ED Coding and Reimbursement Alert

When You Can Report Conscious Sedation as Anesthesia

It seems too good to be true you can report an anesthesia code for conscious sedation administered by an emergency physician. Under certain circumstances, the substitution is allowed, though you should employ it with caution.

Conscious sedation is a medically controlled state of depressed consciousness, during which the patient maintains control over the airway and can usually respond to verbal commands, says Jan Loomis, director of coding and documentation at TeamHealth West, Pleasanton, Calif.

But for anesthesia services, the physician may actually control the patient's airway, she says. There is a spectrum of potential consciousness states for anesthesia. For example, many cystoscopies are done with intravenous Versed, and the patient is awake and able to have a conversation with the anesthesiologist. Frequently with these lighter forms of anesthesia, there is an ongoing verbal exchange between the anesthesiologist and the patient regarding comfort. You should report an anesthesia code if an emergency department physician administered conscious sedation for another physician performing surgery. According to a published comment by the American Medical Association: "If an anesthesiologist or other physician is administering the conscious sedation [for a physician performing the surgical procedure], then the appropriate code from the anesthesia section (00100-01999) should be reported by the other physician."

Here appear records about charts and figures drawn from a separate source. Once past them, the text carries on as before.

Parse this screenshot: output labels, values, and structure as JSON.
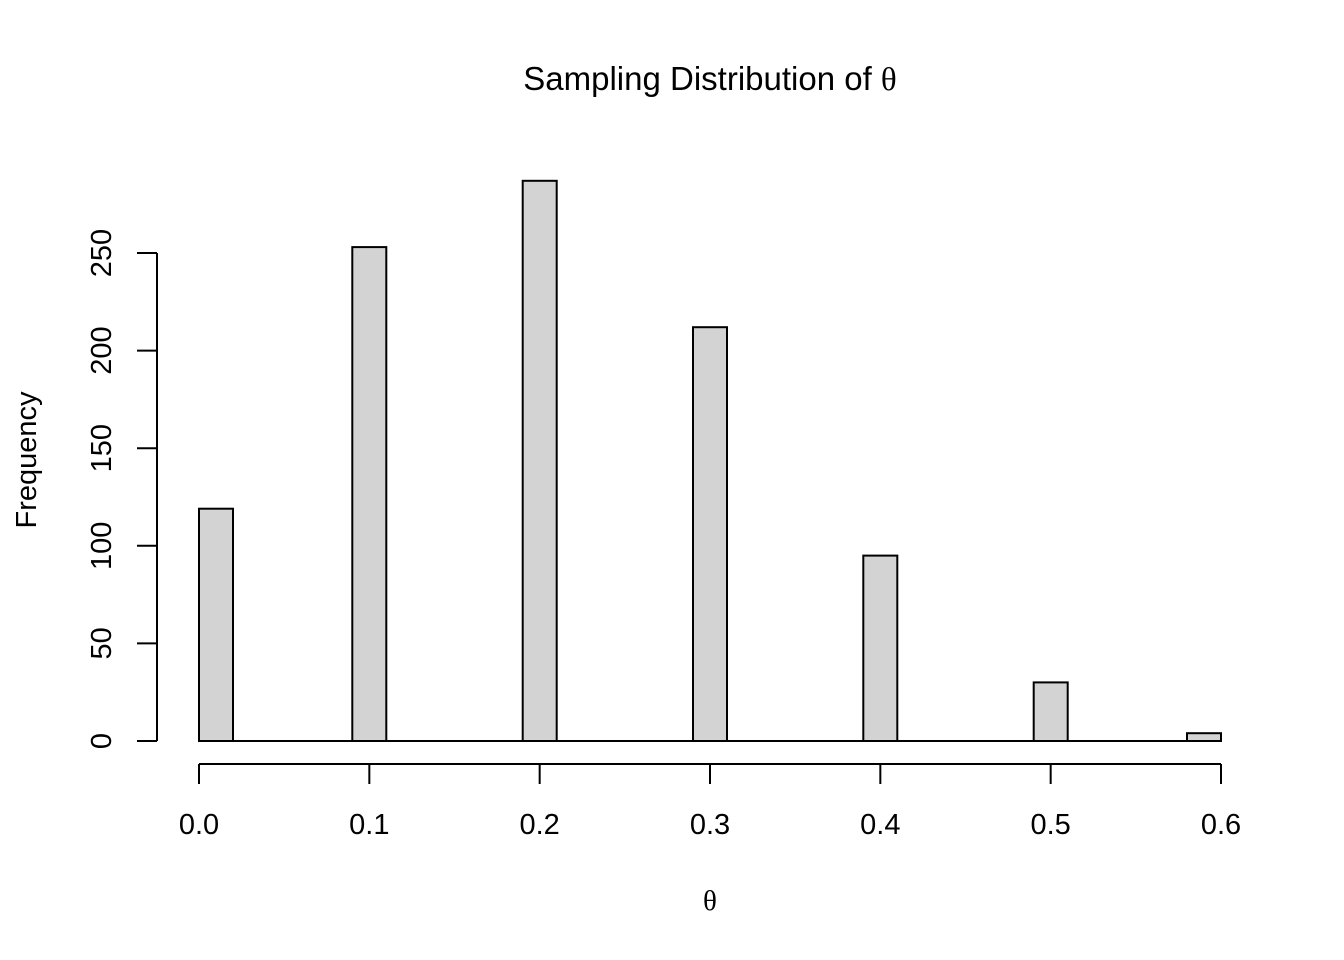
{
  "chart_data": {
    "type": "bar",
    "title": "Sampling Distribution of",
    "title_symbol": "θ",
    "xlabel": "θ",
    "ylabel": "Frequency",
    "x": [
      0.0,
      0.1,
      0.2,
      0.3,
      0.4,
      0.5,
      0.6
    ],
    "values": [
      119,
      253,
      287,
      212,
      95,
      30,
      4
    ],
    "xlim": [
      0.0,
      0.6
    ],
    "ylim": [
      0,
      300
    ],
    "x_ticks": [
      "0.0",
      "0.1",
      "0.2",
      "0.3",
      "0.4",
      "0.5",
      "0.6"
    ],
    "y_ticks": [
      "0",
      "50",
      "100",
      "150",
      "200",
      "250"
    ],
    "bar_color": "#d3d3d3",
    "edge_color": "#000000",
    "grid": false,
    "legend": "none"
  }
}
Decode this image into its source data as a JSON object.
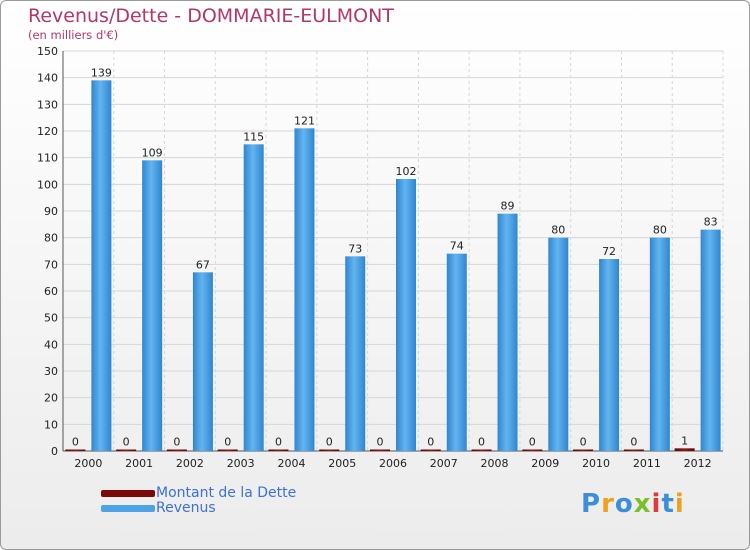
{
  "title": "Revenus/Dette - DOMMARIE-EULMONT",
  "subtitle": "(en milliers d'€)",
  "logo_text": "Proxiti",
  "chart_data": {
    "type": "bar",
    "categories": [
      "2000",
      "2001",
      "2002",
      "2003",
      "2004",
      "2005",
      "2006",
      "2007",
      "2008",
      "2009",
      "2010",
      "2011",
      "2012"
    ],
    "series": [
      {
        "name": "Montant de la Dette",
        "color": "#7a0a0a",
        "values": [
          0,
          0,
          0,
          0,
          0,
          0,
          0,
          0,
          0,
          0,
          0,
          0,
          1
        ]
      },
      {
        "name": "Revenus",
        "color": "#4ea3e6",
        "values": [
          139,
          109,
          67,
          115,
          121,
          73,
          102,
          74,
          89,
          80,
          72,
          80,
          83
        ]
      }
    ],
    "ylim": [
      0,
      150
    ],
    "yticks": [
      0,
      10,
      20,
      30,
      40,
      50,
      60,
      70,
      80,
      90,
      100,
      110,
      120,
      130,
      140,
      150
    ],
    "grid": true,
    "legend_position": "bottom-left"
  }
}
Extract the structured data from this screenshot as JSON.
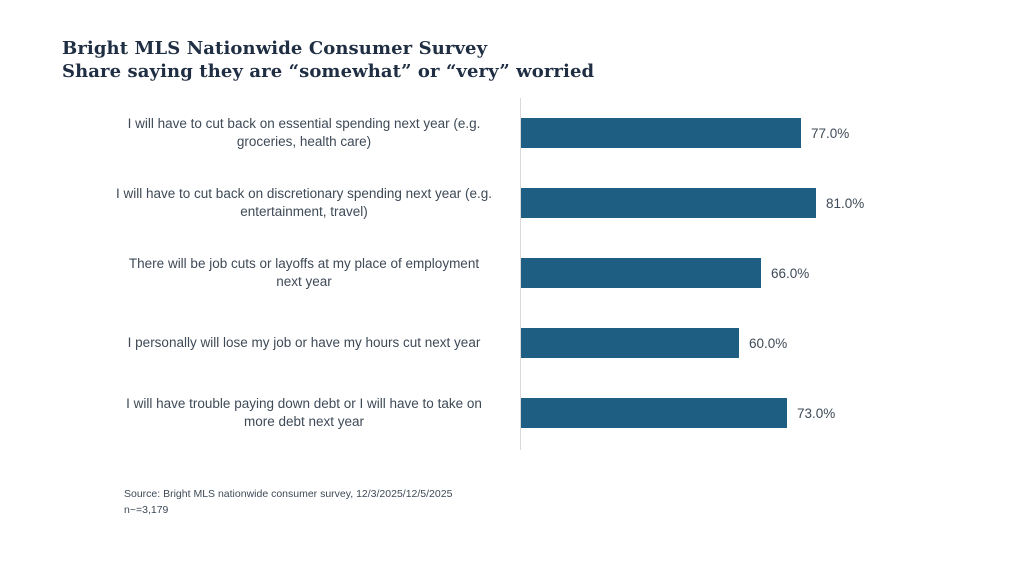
{
  "title": {
    "line1": "Bright MLS Nationwide Consumer Survey",
    "line2": "Share saying they are “somewhat” or “very” worried"
  },
  "chart_data": {
    "type": "bar",
    "orientation": "horizontal",
    "title": "Bright MLS Nationwide Consumer Survey — Share saying they are “somewhat” or “very” worried",
    "categories": [
      "I will have to cut back on essential spending next year (e.g.\ngroceries, health care)",
      "I will have to cut back on discretionary spending next year (e.g.\nentertainment, travel)",
      "There will be job cuts or layoffs at my place of employment\nnext year",
      "I personally will lose my job or have my hours cut next year",
      "I will have trouble paying down debt or I will have to take on\nmore debt next year"
    ],
    "values": [
      77.0,
      81.0,
      66.0,
      60.0,
      73.0
    ],
    "value_labels": [
      "77.0%",
      "81.0%",
      "66.0%",
      "60.0%",
      "73.0%"
    ],
    "xlabel": "",
    "ylabel": "",
    "xlim": [
      0,
      100
    ],
    "grid": false,
    "legend_position": "none",
    "bar_color": "#1d5e82",
    "axis_line_color": "#d9d9d9"
  },
  "source": {
    "line1": "Source: Bright MLS nationwide consumer survey, 12/3/2025/12/5/2025",
    "line2": "n~=3,179"
  },
  "colors": {
    "title_text": "#1f2e43",
    "body_text": "#3e4a57",
    "background": "#ffffff"
  }
}
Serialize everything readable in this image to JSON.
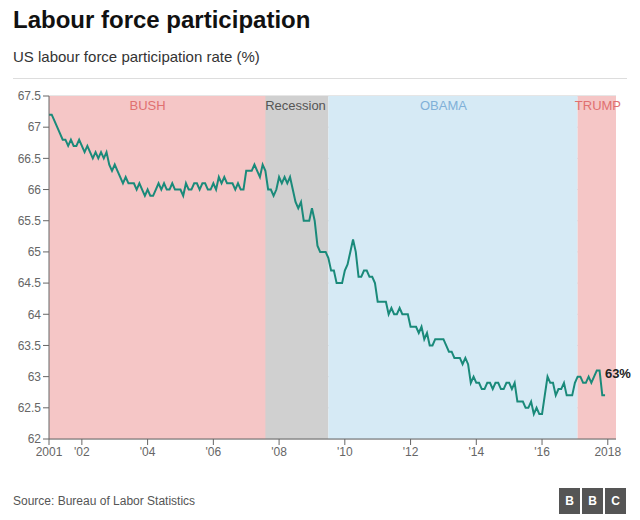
{
  "chart_data": {
    "type": "line",
    "title": "Labour force participation",
    "subtitle": "US labour force participation rate (%)",
    "source": "Source: Bureau of Labor Statistics",
    "logo": "BBC",
    "color": "#1a8a7a",
    "grid": true,
    "xlim": [
      2001,
      2018.25
    ],
    "xticks": [
      2001,
      {
        "value": 2002,
        "label": "'02"
      },
      {
        "value": 2004,
        "label": "'04"
      },
      {
        "value": 2006,
        "label": "'06"
      },
      {
        "value": 2008,
        "label": "'08"
      },
      {
        "value": 2010,
        "label": "'10"
      },
      {
        "value": 2012,
        "label": "'12"
      },
      {
        "value": 2014,
        "label": "'14"
      },
      {
        "value": 2016,
        "label": "'16"
      },
      2018
    ],
    "ylim": [
      62,
      67.5
    ],
    "yticks": [
      62,
      62.5,
      63,
      63.5,
      64,
      64.5,
      65,
      65.5,
      66,
      66.5,
      67,
      67.5
    ],
    "regions": [
      {
        "label": "BUSH",
        "start": 2001.0,
        "end": 2009.167,
        "color": "#f5c6c6",
        "label_color": "#e07070",
        "label_x": 2004.0
      },
      {
        "label": "Recession",
        "start": 2007.583,
        "end": 2009.5,
        "color": "#d0d0d0",
        "label_color": "#555555",
        "label_x": 2008.5
      },
      {
        "label": "OBAMA",
        "start": 2009.5,
        "end": 2017.083,
        "color": "#d6eaf5",
        "label_color": "#80b0d8",
        "label_x": 2013.0
      },
      {
        "label": "TRUMP",
        "start": 2017.083,
        "end": 2018.25,
        "color": "#f5c6c6",
        "label_color": "#e07070",
        "label_x": 2017.7
      }
    ],
    "annotations": [
      {
        "text": "63%",
        "x": 2017.7,
        "y": 63.05
      }
    ],
    "x": [
      2001.0,
      2001.083,
      2001.167,
      2001.25,
      2001.333,
      2001.417,
      2001.5,
      2001.583,
      2001.667,
      2001.75,
      2001.833,
      2001.917,
      2002.0,
      2002.083,
      2002.167,
      2002.25,
      2002.333,
      2002.417,
      2002.5,
      2002.583,
      2002.667,
      2002.75,
      2002.833,
      2002.917,
      2003.0,
      2003.083,
      2003.167,
      2003.25,
      2003.333,
      2003.417,
      2003.5,
      2003.583,
      2003.667,
      2003.75,
      2003.833,
      2003.917,
      2004.0,
      2004.083,
      2004.167,
      2004.25,
      2004.333,
      2004.417,
      2004.5,
      2004.583,
      2004.667,
      2004.75,
      2004.833,
      2004.917,
      2005.0,
      2005.083,
      2005.167,
      2005.25,
      2005.333,
      2005.417,
      2005.5,
      2005.583,
      2005.667,
      2005.75,
      2005.833,
      2005.917,
      2006.0,
      2006.083,
      2006.167,
      2006.25,
      2006.333,
      2006.417,
      2006.5,
      2006.583,
      2006.667,
      2006.75,
      2006.833,
      2006.917,
      2007.0,
      2007.083,
      2007.167,
      2007.25,
      2007.333,
      2007.417,
      2007.5,
      2007.583,
      2007.667,
      2007.75,
      2007.833,
      2007.917,
      2008.0,
      2008.083,
      2008.167,
      2008.25,
      2008.333,
      2008.417,
      2008.5,
      2008.583,
      2008.667,
      2008.75,
      2008.833,
      2008.917,
      2009.0,
      2009.083,
      2009.167,
      2009.25,
      2009.333,
      2009.417,
      2009.5,
      2009.583,
      2009.667,
      2009.75,
      2009.833,
      2009.917,
      2010.0,
      2010.083,
      2010.167,
      2010.25,
      2010.333,
      2010.417,
      2010.5,
      2010.583,
      2010.667,
      2010.75,
      2010.833,
      2010.917,
      2011.0,
      2011.083,
      2011.167,
      2011.25,
      2011.333,
      2011.417,
      2011.5,
      2011.583,
      2011.667,
      2011.75,
      2011.833,
      2011.917,
      2012.0,
      2012.083,
      2012.167,
      2012.25,
      2012.333,
      2012.417,
      2012.5,
      2012.583,
      2012.667,
      2012.75,
      2012.833,
      2012.917,
      2013.0,
      2013.083,
      2013.167,
      2013.25,
      2013.333,
      2013.417,
      2013.5,
      2013.583,
      2013.667,
      2013.75,
      2013.833,
      2013.917,
      2014.0,
      2014.083,
      2014.167,
      2014.25,
      2014.333,
      2014.417,
      2014.5,
      2014.583,
      2014.667,
      2014.75,
      2014.833,
      2014.917,
      2015.0,
      2015.083,
      2015.167,
      2015.25,
      2015.333,
      2015.417,
      2015.5,
      2015.583,
      2015.667,
      2015.75,
      2015.833,
      2015.917,
      2016.0,
      2016.083,
      2016.167,
      2016.25,
      2016.333,
      2016.417,
      2016.5,
      2016.583,
      2016.667,
      2016.75,
      2016.833,
      2016.917,
      2017.0,
      2017.083,
      2017.167,
      2017.25,
      2017.333,
      2017.417,
      2017.5,
      2017.583,
      2017.667,
      2017.75,
      2017.833,
      2017.917
    ],
    "values": [
      67.2,
      67.2,
      67.1,
      67.0,
      66.9,
      66.8,
      66.8,
      66.7,
      66.8,
      66.7,
      66.7,
      66.8,
      66.7,
      66.6,
      66.7,
      66.6,
      66.5,
      66.6,
      66.5,
      66.6,
      66.5,
      66.6,
      66.4,
      66.3,
      66.4,
      66.3,
      66.2,
      66.1,
      66.2,
      66.1,
      66.1,
      66.1,
      66.0,
      66.1,
      66.0,
      65.9,
      66.0,
      65.9,
      65.9,
      66.0,
      66.1,
      66.0,
      66.1,
      66.0,
      66.0,
      66.1,
      66.0,
      66.0,
      66.0,
      65.9,
      66.1,
      66.0,
      66.0,
      66.1,
      66.1,
      66.0,
      66.1,
      66.1,
      66.0,
      66.0,
      66.1,
      66.0,
      66.2,
      66.1,
      66.2,
      66.1,
      66.1,
      66.1,
      66.0,
      66.1,
      66.0,
      66.0,
      66.3,
      66.3,
      66.3,
      66.4,
      66.3,
      66.2,
      66.4,
      66.3,
      66.0,
      66.0,
      65.9,
      66.0,
      66.2,
      66.1,
      66.2,
      66.1,
      66.2,
      66.0,
      65.8,
      65.7,
      65.8,
      65.5,
      65.5,
      65.5,
      65.7,
      65.5,
      65.1,
      65.0,
      65.0,
      65.0,
      64.9,
      64.7,
      64.7,
      64.5,
      64.5,
      64.5,
      64.7,
      64.8,
      65.0,
      65.2,
      65.0,
      64.6,
      64.6,
      64.7,
      64.7,
      64.6,
      64.6,
      64.5,
      64.2,
      64.2,
      64.2,
      64.2,
      64.0,
      64.1,
      64.0,
      64.0,
      64.1,
      64.0,
      64.0,
      64.0,
      63.8,
      63.8,
      63.8,
      63.7,
      63.8,
      63.6,
      63.7,
      63.5,
      63.5,
      63.6,
      63.6,
      63.6,
      63.6,
      63.5,
      63.4,
      63.4,
      63.3,
      63.3,
      63.3,
      63.2,
      63.3,
      63.2,
      62.9,
      63.0,
      62.9,
      62.9,
      62.8,
      62.8,
      62.9,
      62.9,
      62.8,
      62.9,
      62.9,
      62.8,
      62.8,
      62.9,
      62.9,
      62.8,
      62.9,
      62.6,
      62.6,
      62.6,
      62.5,
      62.5,
      62.6,
      62.4,
      62.5,
      62.4,
      62.4,
      62.7,
      63.0,
      62.9,
      62.9,
      62.7,
      62.8,
      62.8,
      62.9,
      62.7,
      62.7,
      62.7,
      62.9,
      63.0,
      63.0,
      62.9,
      62.9,
      63.0,
      62.9,
      63.0,
      63.1,
      63.1,
      62.7,
      62.7
    ]
  }
}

You should report the conscious sedation codes, 99141 (Sedation with or without analgesia [conscious sedation]; intravenous, intramuscular or inhalation) or 99142 (... oral, rectal and/or intranasal) for a physician who also provides the surgical procedure.

But it would be inappropriate to use the conscious sedation codes in the case of one physician assisting the other performing the procedure, Loomis says. How Your Coding Affects Payment More opportunities to employ anesthesia instead of conscious sedation codes mean more reimbursement. Medicare and many payers that follow Medicare do not pay for conscious sedation, Loomis says. The service is considered bundled into the surgical procedure, she explains.

So, assigning an anesthesia code can mean additional reimbursement. For example, a very nervous 10-year-old female presents with an infected pilonidal cyst. One physician performs the incision-and-drainage procedure. Due to the depth of sedation required for the patient with Versed and fentanyl, a second emergency department physician provides the anesthesia service. You would report the incision and drainage with 10080* (Incision and drainage of pilonidal cyst; simple) or 10081 (... complicated), and the additional anesthesia service with 00902 (Anesthesia for; anorectal procedure) for the 10080 drainage of a pilonidal cyst. But some things never change: Conscious sedation and anesthesia codes "pose reimbursement problems," Loomis says. Be prepared for denials, even though experts forecast payment for anesthesia when an assisting physician is administering conscious sedation in the ED.

The "main problem" with assigning anesthesia codes to conscious sedation services is that the [...]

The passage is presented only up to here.